The iconoclastic violinist explores his musical roots
For this album, Nigel Kennedy has chosen to revisit the music he grew up with – swing, Bach, reggae and more – and so perhaps it’s appropriate that he’s gone entirely acoustic to do so. Fats Waller is the biggest feature, with several tunes, and these provide the most memorable moments. The opener, Sweet & Slow, sees the quartet (including guitar, bass and drums) set up a wonderfully restrained slow swing, from which Kennedy emerges all sensitive and unshowy – for a while at least, though it’s slightly spoiled by some rather colourless flashiness later. It’s hard to begrudge a few moments of indulgence though, when the sound is as velvety and nutty as in I’m Crazy ’bout My Baby – and even the celesta solo and rumba breakdown work in the context of this strong acoustic ensemble.

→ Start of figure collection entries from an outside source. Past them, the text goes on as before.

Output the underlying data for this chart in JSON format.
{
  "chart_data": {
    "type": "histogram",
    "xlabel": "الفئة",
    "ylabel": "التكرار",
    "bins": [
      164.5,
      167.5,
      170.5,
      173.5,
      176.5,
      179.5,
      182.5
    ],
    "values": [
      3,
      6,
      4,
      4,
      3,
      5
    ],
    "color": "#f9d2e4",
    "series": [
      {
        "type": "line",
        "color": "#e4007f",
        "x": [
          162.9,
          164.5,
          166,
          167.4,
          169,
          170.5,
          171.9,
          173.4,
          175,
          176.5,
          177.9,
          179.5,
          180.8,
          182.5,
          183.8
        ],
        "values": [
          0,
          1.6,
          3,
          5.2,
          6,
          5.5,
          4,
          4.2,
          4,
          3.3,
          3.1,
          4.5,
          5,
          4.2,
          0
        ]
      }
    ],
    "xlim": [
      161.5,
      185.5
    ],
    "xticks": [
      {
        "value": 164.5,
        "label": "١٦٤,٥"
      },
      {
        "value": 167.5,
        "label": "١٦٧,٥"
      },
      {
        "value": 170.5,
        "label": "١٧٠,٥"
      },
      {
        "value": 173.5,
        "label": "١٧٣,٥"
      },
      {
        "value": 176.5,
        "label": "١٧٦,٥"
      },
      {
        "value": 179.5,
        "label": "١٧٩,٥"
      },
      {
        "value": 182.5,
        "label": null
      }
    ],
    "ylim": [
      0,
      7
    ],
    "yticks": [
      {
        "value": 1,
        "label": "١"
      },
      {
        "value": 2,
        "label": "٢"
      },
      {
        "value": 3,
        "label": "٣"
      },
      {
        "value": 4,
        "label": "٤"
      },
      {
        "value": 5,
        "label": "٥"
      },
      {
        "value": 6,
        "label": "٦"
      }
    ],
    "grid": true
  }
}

Several short, stripped-back tunes – including some originals – provide respite and balance, although you’re rarely on sure ground stylistically when Kennedy’s playing: there are always going to be some irreverent wild cards and the reggae–Bach mashup is a dubious example. But the pay-off is the gypsified Vivace from Bach’s Double Violin Concerto that follows – it’s all the more enjoyable as a rare moment of unleashing in a recording that, for Kennedy, is otherwise refreshingly uncluttered.